Она какое-то время молчит, прислонив голову к его плечу, а он легонько гладит ее по волосам. Потом взгляд ее останавливается на мне, и в глазах появляется удивление. Безмерное удивление.
— Конэсэ? Вы отдали ей конэсэ?
— Подарил, — Анхен тоже смотрит на меня. Во взгляде — теплота, на губах — легкая улыбка. — Это уже не конэсэ, просто безделушка, — вампир склоняется надо мной, и аккуратно укутывает одеялом. — Спи уже, — улыбаясь, шепчет он мне, и вновь оборачивается к вампирше. — Все думаю: может, распилить ее на две половинки, чтоб удобнее было девичьи косы закалывать?
— Как вы можете так? — вампирша, похоже, шокирована. — Неужели вам совсем-совсем не жаль?
— Мне многого жаль, Альера. Но поддерживать проекты, которые столетиями не дают результатов, уродуя эту землю, я не могу. И я рад, что мне удалось настоять на их закрытии. Мы не можем губить еще и этот мир.
— Но этот мир губит нас, — она отвечает ему очень тихо, я едва ее слышу.
А дальше — не слышу уже ничего. Веки мои потихоньку тяжелеют, и я засыпаю, так и не успев ничего понять.

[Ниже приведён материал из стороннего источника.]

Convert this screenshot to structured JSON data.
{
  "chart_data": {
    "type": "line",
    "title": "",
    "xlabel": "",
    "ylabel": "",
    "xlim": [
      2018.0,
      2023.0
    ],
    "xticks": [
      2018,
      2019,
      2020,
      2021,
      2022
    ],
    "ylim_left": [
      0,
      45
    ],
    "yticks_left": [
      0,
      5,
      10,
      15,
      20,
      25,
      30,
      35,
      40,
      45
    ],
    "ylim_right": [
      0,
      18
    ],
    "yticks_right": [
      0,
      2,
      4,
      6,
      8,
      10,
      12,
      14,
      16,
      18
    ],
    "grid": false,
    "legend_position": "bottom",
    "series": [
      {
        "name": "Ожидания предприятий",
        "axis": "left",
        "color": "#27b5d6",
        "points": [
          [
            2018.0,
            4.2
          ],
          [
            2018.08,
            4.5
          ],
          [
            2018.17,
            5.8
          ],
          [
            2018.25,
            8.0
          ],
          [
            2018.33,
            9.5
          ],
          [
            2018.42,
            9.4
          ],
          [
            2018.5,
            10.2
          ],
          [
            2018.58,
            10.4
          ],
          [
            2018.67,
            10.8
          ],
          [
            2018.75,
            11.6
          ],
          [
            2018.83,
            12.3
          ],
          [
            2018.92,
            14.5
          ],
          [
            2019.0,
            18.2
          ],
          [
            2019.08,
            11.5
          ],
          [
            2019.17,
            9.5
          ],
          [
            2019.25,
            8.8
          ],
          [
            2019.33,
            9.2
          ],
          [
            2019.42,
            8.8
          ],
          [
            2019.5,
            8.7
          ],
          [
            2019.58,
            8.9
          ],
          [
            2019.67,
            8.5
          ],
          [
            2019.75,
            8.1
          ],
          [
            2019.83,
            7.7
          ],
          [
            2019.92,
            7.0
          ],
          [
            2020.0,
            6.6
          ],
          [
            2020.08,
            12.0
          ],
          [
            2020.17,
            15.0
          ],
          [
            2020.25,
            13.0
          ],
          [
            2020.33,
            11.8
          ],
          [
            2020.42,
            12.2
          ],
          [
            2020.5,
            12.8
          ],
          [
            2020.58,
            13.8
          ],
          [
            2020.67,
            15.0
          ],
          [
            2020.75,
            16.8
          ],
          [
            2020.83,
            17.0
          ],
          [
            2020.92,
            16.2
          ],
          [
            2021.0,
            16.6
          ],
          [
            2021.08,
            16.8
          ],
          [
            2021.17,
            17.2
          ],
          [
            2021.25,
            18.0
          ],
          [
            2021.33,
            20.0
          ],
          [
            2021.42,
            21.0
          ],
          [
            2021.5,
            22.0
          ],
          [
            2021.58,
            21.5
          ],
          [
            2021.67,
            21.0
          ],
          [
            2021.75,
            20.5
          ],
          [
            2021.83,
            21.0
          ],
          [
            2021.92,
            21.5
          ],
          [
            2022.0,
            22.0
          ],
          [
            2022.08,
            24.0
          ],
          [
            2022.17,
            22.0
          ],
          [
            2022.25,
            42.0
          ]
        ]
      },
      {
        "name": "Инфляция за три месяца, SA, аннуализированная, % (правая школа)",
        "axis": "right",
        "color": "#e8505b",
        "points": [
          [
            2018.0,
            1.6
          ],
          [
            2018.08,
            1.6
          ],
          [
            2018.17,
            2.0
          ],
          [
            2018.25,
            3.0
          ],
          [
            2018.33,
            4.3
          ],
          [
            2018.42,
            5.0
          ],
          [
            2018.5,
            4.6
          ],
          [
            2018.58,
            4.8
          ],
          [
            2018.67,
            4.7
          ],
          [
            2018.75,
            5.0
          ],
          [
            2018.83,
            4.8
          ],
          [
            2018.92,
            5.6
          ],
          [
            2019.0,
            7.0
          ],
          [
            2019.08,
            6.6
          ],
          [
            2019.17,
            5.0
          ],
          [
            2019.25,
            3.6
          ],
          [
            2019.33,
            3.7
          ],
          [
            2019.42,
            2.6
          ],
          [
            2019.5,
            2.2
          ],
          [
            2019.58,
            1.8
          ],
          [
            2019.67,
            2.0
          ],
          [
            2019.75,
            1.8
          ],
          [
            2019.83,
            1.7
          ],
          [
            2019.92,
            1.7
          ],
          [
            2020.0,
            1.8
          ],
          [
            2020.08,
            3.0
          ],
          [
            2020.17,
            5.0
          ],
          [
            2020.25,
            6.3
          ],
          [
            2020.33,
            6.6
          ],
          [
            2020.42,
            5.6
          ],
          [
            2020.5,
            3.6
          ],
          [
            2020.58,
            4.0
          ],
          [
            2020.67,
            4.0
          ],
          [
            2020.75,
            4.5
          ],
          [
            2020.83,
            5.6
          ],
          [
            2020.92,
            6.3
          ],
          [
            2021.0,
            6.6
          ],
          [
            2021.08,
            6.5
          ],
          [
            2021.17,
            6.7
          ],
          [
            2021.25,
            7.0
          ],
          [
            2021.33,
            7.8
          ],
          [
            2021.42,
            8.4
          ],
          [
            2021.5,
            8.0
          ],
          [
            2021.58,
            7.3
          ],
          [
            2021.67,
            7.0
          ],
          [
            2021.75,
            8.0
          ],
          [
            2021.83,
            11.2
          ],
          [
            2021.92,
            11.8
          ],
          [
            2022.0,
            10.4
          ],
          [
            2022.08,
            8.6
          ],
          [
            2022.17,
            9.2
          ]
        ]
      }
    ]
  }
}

А проснулась выспавшейся, отдохнувшей, с чувством невероятной легкости во всем теле. Радостная проснулась. И эта радость переполняла меня, пузырилась воздушными шариками. И была она ни от чего — просто радость. Какое-то время лежала, пытаясь сообразить, где я. Небольшая комната, белая дверь, светлые стены. Подо мной жесткая кровать с железными спинками, рядом тумбочка. У противоположной стены стул и стол. Вся мебель не только очень простая, но еще и не новая. У тумбочки покосилась дверца. Спинка стула выщерблена и облезла. Нда, не «Горная долина», однозначно. А быстро привыкаешь к хорошему.

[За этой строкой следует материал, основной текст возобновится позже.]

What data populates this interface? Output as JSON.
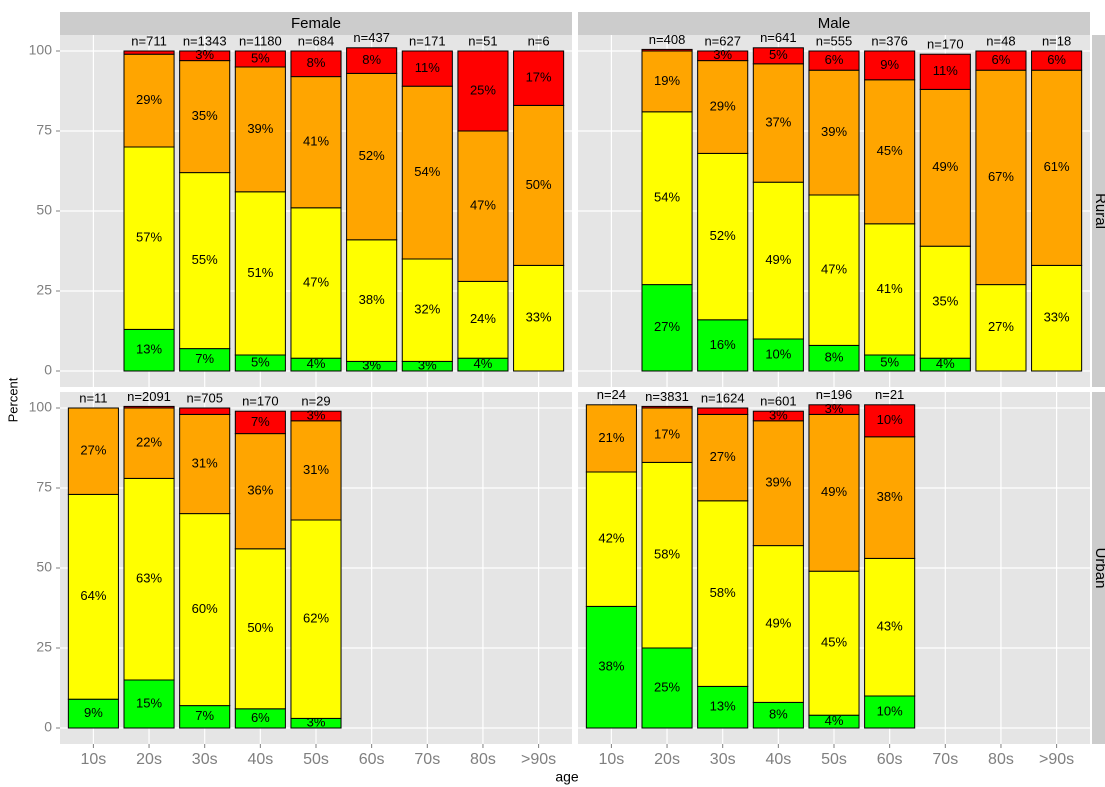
{
  "axes": {
    "xlabel": "age",
    "ylabel": "Percent"
  },
  "facets": {
    "columns": [
      "Female",
      "Male"
    ],
    "rows": [
      "Rural",
      "Urban"
    ]
  },
  "chart_data": [
    {
      "type": "bar",
      "stacked": true,
      "categories": [
        "10s",
        "20s",
        "30s",
        "40s",
        "50s",
        "60s",
        "70s",
        "80s",
        ">90s"
      ],
      "ylim": [
        -5,
        105
      ],
      "yticks": [
        0,
        25,
        50,
        75,
        100
      ],
      "grid": true,
      "n_labels": [
        null,
        "n=711",
        "n=1343",
        "n=1180",
        "n=684",
        "n=437",
        "n=171",
        "n=51",
        "n=6"
      ],
      "series": [
        {
          "color": "#00ff00",
          "values": [
            null,
            13,
            7,
            5,
            4,
            3,
            3,
            4,
            null
          ],
          "value_labels": [
            null,
            "13%",
            "7%",
            "5%",
            "4%",
            "3%",
            "3%",
            "4%",
            null
          ]
        },
        {
          "color": "#ffff00",
          "values": [
            null,
            57,
            55,
            51,
            47,
            38,
            32,
            24,
            33
          ],
          "value_labels": [
            null,
            "57%",
            "55%",
            "51%",
            "47%",
            "38%",
            "32%",
            "24%",
            "33%"
          ]
        },
        {
          "color": "#ffa500",
          "values": [
            null,
            29,
            35,
            39,
            41,
            52,
            54,
            47,
            50
          ],
          "value_labels": [
            null,
            "29%",
            "35%",
            "39%",
            "41%",
            "52%",
            "54%",
            "47%",
            "50%"
          ]
        },
        {
          "color": "#ff0000",
          "values": [
            null,
            1,
            3,
            5,
            8,
            8,
            11,
            25,
            17
          ],
          "value_labels": [
            null,
            null,
            "3%",
            "5%",
            "8%",
            "8%",
            "11%",
            "25%",
            "17%"
          ]
        }
      ]
    },
    {
      "type": "bar",
      "stacked": true,
      "categories": [
        "10s",
        "20s",
        "30s",
        "40s",
        "50s",
        "60s",
        "70s",
        "80s",
        ">90s"
      ],
      "ylim": [
        -5,
        105
      ],
      "yticks": [
        0,
        25,
        50,
        75,
        100
      ],
      "grid": true,
      "n_labels": [
        null,
        "n=408",
        "n=627",
        "n=641",
        "n=555",
        "n=376",
        "n=170",
        "n=48",
        "n=18"
      ],
      "series": [
        {
          "color": "#00ff00",
          "values": [
            null,
            27,
            16,
            10,
            8,
            5,
            4,
            null,
            null
          ],
          "value_labels": [
            null,
            "27%",
            "16%",
            "10%",
            "8%",
            "5%",
            "4%",
            null,
            null
          ]
        },
        {
          "color": "#ffff00",
          "values": [
            null,
            54,
            52,
            49,
            47,
            41,
            35,
            27,
            33
          ],
          "value_labels": [
            null,
            "54%",
            "52%",
            "49%",
            "47%",
            "41%",
            "35%",
            "27%",
            "33%"
          ]
        },
        {
          "color": "#ffa500",
          "values": [
            null,
            19,
            29,
            37,
            39,
            45,
            49,
            67,
            61
          ],
          "value_labels": [
            null,
            "19%",
            "29%",
            "37%",
            "39%",
            "45%",
            "49%",
            "67%",
            "61%"
          ]
        },
        {
          "color": "#ff0000",
          "values": [
            null,
            0.5,
            3,
            5,
            6,
            9,
            11,
            6,
            6
          ],
          "value_labels": [
            null,
            null,
            "3%",
            "5%",
            "6%",
            "9%",
            "11%",
            "6%",
            "6%"
          ]
        }
      ]
    },
    {
      "type": "bar",
      "stacked": true,
      "categories": [
        "10s",
        "20s",
        "30s",
        "40s",
        "50s",
        "60s",
        "70s",
        "80s",
        ">90s"
      ],
      "ylim": [
        -5,
        105
      ],
      "yticks": [
        0,
        25,
        50,
        75,
        100
      ],
      "grid": true,
      "n_labels": [
        "n=11",
        "n=2091",
        "n=705",
        "n=170",
        "n=29",
        null,
        null,
        null,
        null
      ],
      "series": [
        {
          "color": "#00ff00",
          "values": [
            9,
            15,
            7,
            6,
            3,
            null,
            null,
            null,
            null
          ],
          "value_labels": [
            "9%",
            "15%",
            "7%",
            "6%",
            "3%",
            null,
            null,
            null,
            null
          ]
        },
        {
          "color": "#ffff00",
          "values": [
            64,
            63,
            60,
            50,
            62,
            null,
            null,
            null,
            null
          ],
          "value_labels": [
            "64%",
            "63%",
            "60%",
            "50%",
            "62%",
            null,
            null,
            null,
            null
          ]
        },
        {
          "color": "#ffa500",
          "values": [
            27,
            22,
            31,
            36,
            31,
            null,
            null,
            null,
            null
          ],
          "value_labels": [
            "27%",
            "22%",
            "31%",
            "36%",
            "31%",
            null,
            null,
            null,
            null
          ]
        },
        {
          "color": "#ff0000",
          "values": [
            null,
            0.5,
            2,
            7,
            3,
            null,
            null,
            null,
            null
          ],
          "value_labels": [
            null,
            null,
            null,
            "7%",
            "3%",
            null,
            null,
            null,
            null
          ]
        }
      ]
    },
    {
      "type": "bar",
      "stacked": true,
      "categories": [
        "10s",
        "20s",
        "30s",
        "40s",
        "50s",
        "60s",
        "70s",
        "80s",
        ">90s"
      ],
      "ylim": [
        -5,
        105
      ],
      "yticks": [
        0,
        25,
        50,
        75,
        100
      ],
      "grid": true,
      "n_labels": [
        "n=24",
        "n=3831",
        "n=1624",
        "n=601",
        "n=196",
        "n=21",
        null,
        null,
        null
      ],
      "series": [
        {
          "color": "#00ff00",
          "values": [
            38,
            25,
            13,
            8,
            4,
            10,
            null,
            null,
            null
          ],
          "value_labels": [
            "38%",
            "25%",
            "13%",
            "8%",
            "4%",
            "10%",
            null,
            null,
            null
          ]
        },
        {
          "color": "#ffff00",
          "values": [
            42,
            58,
            58,
            49,
            45,
            43,
            null,
            null,
            null
          ],
          "value_labels": [
            "42%",
            "58%",
            "58%",
            "49%",
            "45%",
            "43%",
            null,
            null,
            null
          ]
        },
        {
          "color": "#ffa500",
          "values": [
            21,
            17,
            27,
            39,
            49,
            38,
            null,
            null,
            null
          ],
          "value_labels": [
            "21%",
            "17%",
            "27%",
            "39%",
            "49%",
            "38%",
            null,
            null,
            null
          ]
        },
        {
          "color": "#ff0000",
          "values": [
            null,
            0.5,
            2,
            3,
            3,
            10,
            null,
            null,
            null
          ],
          "value_labels": [
            null,
            null,
            null,
            "3%",
            "3%",
            "10%",
            null,
            null,
            null
          ]
        }
      ]
    }
  ]
}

Смутно вспоминается переполненный больничный коридор, Анхен, вампирша, непонятный разговор. Видимо, сон. Он снова стал мне сниться. А во сне он был хороший, добрый. Улыбался. Вот только поцеловал не меня, а вампиршу. Неправильный сон.

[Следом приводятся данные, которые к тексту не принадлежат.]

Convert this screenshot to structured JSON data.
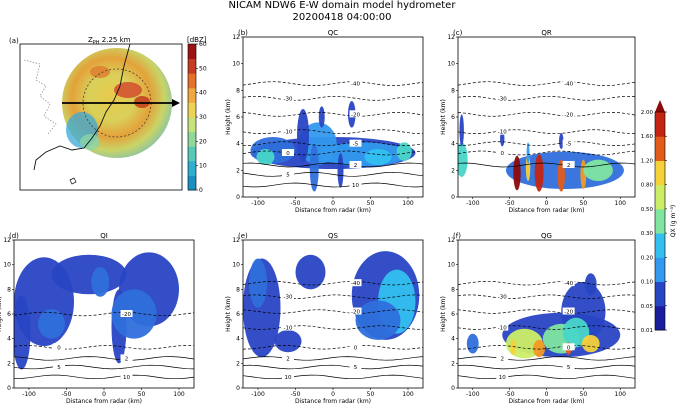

Пытаюсь встать, и у меня выходит. Чуть закружилась голова, но быстро прошла. Подхожу к двери, выглядываю. Коридор, переполненный, больничный. Значит, хоть это не приснилось. Я заболела, и меня отвезли в больницу. Сначала положили в коридоре, а теперь перевели в палату, видно, место освободилось. В одноместную палату. Даже в светлогорской больнице таких палат было не много, и клали туда не каждого. А я точно не в Светлогорске.
Ладно, сначала дело. По больнице полагается ходить в халате, но халата у меня нет, иду так. Прогулка до туалета оставляет тягостное впечатление. Коридор не слишком широк, а коек там довольно много. Душно, тяжелый запах. Все лежат. Никаких бесед, только тяжелое хриплое дыхание, стоны. Сестры не видно.
С облегчением закрываю за собой дверь палаты, подхожу к окну. Пейзаж тоже особо не радует. Первый этаж, за окном кусты, немного видно дорожку, дальше дома. Тоже больничные корпуса, или другие какие строения — не разобрать. Вдалеке видны горы.